In 704, citing his age, Zhu requested retirement from his chancellor post. Wu Zetian agreed and made him the deputy minister of public works (冬官侍郎, Dongguan Shilang) and let him be in charge of editing imperial histories. Around that time, Zhang Yizhi and Zhang Changzong were commissioning a project of portraits of 18 officials, including her nephew Wu Sansi, Li Jiao, Su Weidao, Li Jiongxiu, and Wang Shaozong (王紹宗). They wanted to include Zhu in the project, but Zhu repeatedly declined, not wishing to be associated with Zhang Yizhi and Zhang Changzong, and the popular opinion at the time praised him.

== During Emperor Zhongzong's second reign ==
In 705, Wu Zetian was overthrown in a coup, and her son Li Xian the Crown Prince, a former emperor, was restored to the throne (as Emperor Zhongzong).
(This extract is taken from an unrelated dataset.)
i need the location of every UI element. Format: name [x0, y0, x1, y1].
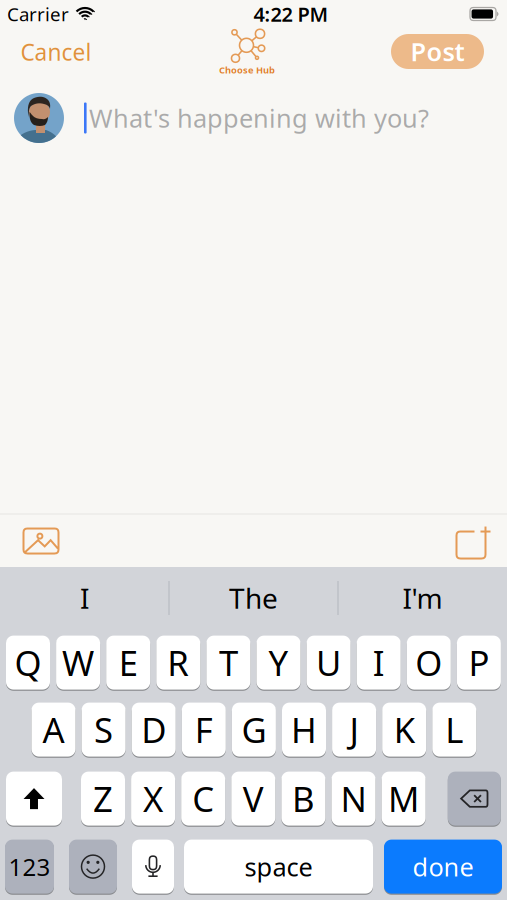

Around this time, Zhu was sent to Zheng Prefecture (鄭州, roughly modern Zhengzhou, Henan) to serve as prefect, and soon retired completely. In 706, after Emperor Zhongzong's son-in-law Wang Tongjiao (王同皎) was executed on accusation that he had planned to kill Wu Sansi, who was by then a trusted advisor of Emperor Zhongzong's, and depose Emperor Zhongzong's powerful wife Empress Wei, who was having an affair of Wu Sansi, the imperial censor Ran Zuyong (冉祖雍), who had long been resentful of Zhu Jingze, falsely accused Zhu of being part of Wang's plot and had him exiled to serve as the prefect of Lu Prefecture (廬州, roughly modern Hefei, Anhui). Several months later, however, Zhu was allowed to return to his home in Bo Prefecture, and when he returned home, it was said that he carried nothing from Lu Prefecture except for the horse he was on, and his sons and nephews walked next to his horse, attending him. He died in summer 709.

After Emperor Zhongzong's death in 710 and Emperor Zhongzong's brother Li Dan the Prince of Dan became emperor (as Emperor Ruizong), Emperor Ruizong posthumously honored many officials whom he believed were wrongly killed or demoted during Emperor Zhongzong's reign. When he discussed with the chancellor Liu Youqiu as to whether he was missing anyone, Liu, who was at one point Zhu's subordinate, pointed out Zhu's honesty and contributions, and Emperor Ruizong posthumously honored Zhu and gave him the posthumous name of Yuan (元, meaning "discerning").